Wednesday, May 23, 2012 | Steve Martell, Sonoscan Inc.
Electronic components that go into military and aerospace applications are often inspected more critically--and in some instances far more critically--than components destined for consumer or even industrial applications. A plastic encapsulated integrated circuit (IC) may be acceptable for use in a low-risk consumer product, such as a game controller, if it has no internal structural defect larger than a given size, while a similar IC to be mounted in a higher-risk military or aerospace system, such as a fly-by-wire controller, may be permitted to have only tiny anomalies or none at all.
Time-Domain Imaging (TDI)
Internal anomalies and defects are typically found by acoustic microscopes because ultrasound is both nondestructive and highly sensitive to material continuity and interfaces. An acoustic microscope employs a scanning transducer that pulses ultrasound into an x-y location and receives the return echoes from the depth of interest a few microseconds later. As it moves, the transducer performs its pulse-echo function thousands of times a second. Since only echoes that arrive within a time window matching the depth of interest are used to make the image, this is known as time-domain imaging. It is the most frequently used of several available modes of acoustic microscope imaging.

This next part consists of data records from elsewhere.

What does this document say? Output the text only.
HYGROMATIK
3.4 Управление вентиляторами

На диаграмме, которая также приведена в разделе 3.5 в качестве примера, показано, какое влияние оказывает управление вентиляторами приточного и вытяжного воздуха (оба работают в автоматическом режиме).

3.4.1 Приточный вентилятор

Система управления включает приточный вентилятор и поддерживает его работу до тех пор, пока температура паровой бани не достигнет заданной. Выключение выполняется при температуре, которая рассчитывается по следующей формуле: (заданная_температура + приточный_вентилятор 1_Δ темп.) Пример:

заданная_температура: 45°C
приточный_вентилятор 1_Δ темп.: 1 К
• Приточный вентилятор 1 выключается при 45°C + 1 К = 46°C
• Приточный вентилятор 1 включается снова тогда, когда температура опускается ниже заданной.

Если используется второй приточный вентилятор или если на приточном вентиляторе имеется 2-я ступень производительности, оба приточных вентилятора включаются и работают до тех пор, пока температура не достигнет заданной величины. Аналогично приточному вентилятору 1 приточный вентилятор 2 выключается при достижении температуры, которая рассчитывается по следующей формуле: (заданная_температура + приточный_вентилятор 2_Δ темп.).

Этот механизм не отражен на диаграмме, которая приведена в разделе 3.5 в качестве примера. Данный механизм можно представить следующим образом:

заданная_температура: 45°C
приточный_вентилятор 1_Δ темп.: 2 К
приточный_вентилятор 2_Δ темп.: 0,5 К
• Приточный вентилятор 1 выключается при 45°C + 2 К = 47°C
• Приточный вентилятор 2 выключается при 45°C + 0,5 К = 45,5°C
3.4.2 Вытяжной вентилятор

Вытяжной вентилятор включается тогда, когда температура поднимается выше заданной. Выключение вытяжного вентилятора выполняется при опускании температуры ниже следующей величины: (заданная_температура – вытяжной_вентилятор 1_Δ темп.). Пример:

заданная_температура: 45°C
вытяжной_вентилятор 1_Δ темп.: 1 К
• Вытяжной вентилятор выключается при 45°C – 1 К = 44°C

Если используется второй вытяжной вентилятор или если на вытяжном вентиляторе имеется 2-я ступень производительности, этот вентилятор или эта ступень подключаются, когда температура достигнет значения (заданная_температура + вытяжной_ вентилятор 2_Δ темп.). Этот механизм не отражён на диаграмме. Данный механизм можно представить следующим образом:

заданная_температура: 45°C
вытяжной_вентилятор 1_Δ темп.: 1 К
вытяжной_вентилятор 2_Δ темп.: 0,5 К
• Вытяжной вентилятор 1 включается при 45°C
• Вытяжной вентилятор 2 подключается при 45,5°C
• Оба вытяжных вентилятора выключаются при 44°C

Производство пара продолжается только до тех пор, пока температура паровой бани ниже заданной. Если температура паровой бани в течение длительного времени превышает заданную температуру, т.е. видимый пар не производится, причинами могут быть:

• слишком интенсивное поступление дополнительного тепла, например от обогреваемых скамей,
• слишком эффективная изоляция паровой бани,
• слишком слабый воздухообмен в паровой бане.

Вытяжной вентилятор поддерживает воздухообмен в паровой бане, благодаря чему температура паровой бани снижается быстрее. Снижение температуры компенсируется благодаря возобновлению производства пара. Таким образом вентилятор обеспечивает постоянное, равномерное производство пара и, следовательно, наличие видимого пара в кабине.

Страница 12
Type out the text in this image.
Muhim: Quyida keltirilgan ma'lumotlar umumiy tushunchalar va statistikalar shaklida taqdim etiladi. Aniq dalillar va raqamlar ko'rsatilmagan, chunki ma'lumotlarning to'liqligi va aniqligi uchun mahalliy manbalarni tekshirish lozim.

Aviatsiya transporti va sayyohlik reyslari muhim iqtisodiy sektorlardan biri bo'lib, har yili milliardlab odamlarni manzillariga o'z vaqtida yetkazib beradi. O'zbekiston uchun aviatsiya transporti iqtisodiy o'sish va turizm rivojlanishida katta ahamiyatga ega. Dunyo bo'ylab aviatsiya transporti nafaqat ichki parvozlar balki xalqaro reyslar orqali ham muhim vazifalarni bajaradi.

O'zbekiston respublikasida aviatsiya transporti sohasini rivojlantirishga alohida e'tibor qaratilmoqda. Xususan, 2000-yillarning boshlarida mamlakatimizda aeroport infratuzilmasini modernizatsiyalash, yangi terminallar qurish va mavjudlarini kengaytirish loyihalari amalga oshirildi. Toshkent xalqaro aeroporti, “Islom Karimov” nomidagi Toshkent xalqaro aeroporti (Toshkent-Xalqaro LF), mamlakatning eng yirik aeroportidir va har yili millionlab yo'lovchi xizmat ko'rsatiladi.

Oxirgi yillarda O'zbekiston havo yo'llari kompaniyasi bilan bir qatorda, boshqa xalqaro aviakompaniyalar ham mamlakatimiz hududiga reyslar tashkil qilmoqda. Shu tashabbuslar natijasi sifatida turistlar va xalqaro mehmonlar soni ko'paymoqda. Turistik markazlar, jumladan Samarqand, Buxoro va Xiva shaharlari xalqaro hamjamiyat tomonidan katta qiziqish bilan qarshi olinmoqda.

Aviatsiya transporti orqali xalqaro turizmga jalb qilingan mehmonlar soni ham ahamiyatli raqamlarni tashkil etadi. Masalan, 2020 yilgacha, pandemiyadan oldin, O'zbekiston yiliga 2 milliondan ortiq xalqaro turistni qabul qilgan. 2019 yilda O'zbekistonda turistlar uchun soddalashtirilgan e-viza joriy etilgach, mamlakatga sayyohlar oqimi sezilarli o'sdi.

The highest amplitude echoes come from the interface between a solid and a gap, and generally indicate a defect such as a non-bond, void or crack. Solid-to-solid interfaces produce mid-level echoes, while the lack of an interface (i.e., a homogeneous material) produces no echo. In the traditional acoustic image, gap-defects are displayed as bright white, bonded solid-to-solid interfaces are shades of gray, and homogeneous materials are black.
After their solder bumps have been bonded to a substrate, flip chips are conventionally underfilled with a particle-filled polymer. This leaves the upper surface of the silicon available to be scanned by the ultrasonic transducer--a real advantage because ultrasound travels through silicon with little loss and can produce high-resolution acoustic images of the underfill layer, including the solder bump connections. After acoustic imaging, the flip chips that have passed acoustic inspection criteria may be overmolded, (as for example in a BGA package configuration) or they may be left without overmold.
The new packaging technique, known as molded underfill (MUF), performs underfilling and overmolding simultaneously. It has several advantages for assemblers of mil/aero systems. Overall, MUF is less costly because the package is formed in one step rather than two. Vacuum-assisted transfer molding pulls the molding compound fluid under the chip. As a result there is no fillet surrounding the chip, so chips can be more closely spaced on the board. The MUF material itself contains a higher percentage of particles, and those particles are considerably smaller to enable them to fill the tiny spaces under the die. The resulting cured underfill/overmold provides better coefficient of thermal expansion (CTE) matching with the chip and with the substrate. MUF is increasingly common in applications such as cell phones where a row of flip chips may be mounted on a strip-style substrate.
But because underfill and overmolding happen at the same time, MUF provides no opportunity to acoustically inspect the critical underfill environment through the bare silicon. Ultrasound must therefore be pulsed through the overmolding. As the transducer is scanning, it sends a pulse through the fluid (typically water) that couples the transducer to the sample. The pulse must then travel through the overmolding, through the silicon, and into the underfill layer from which it will send back the echoes that will be converted into acoustic data and images.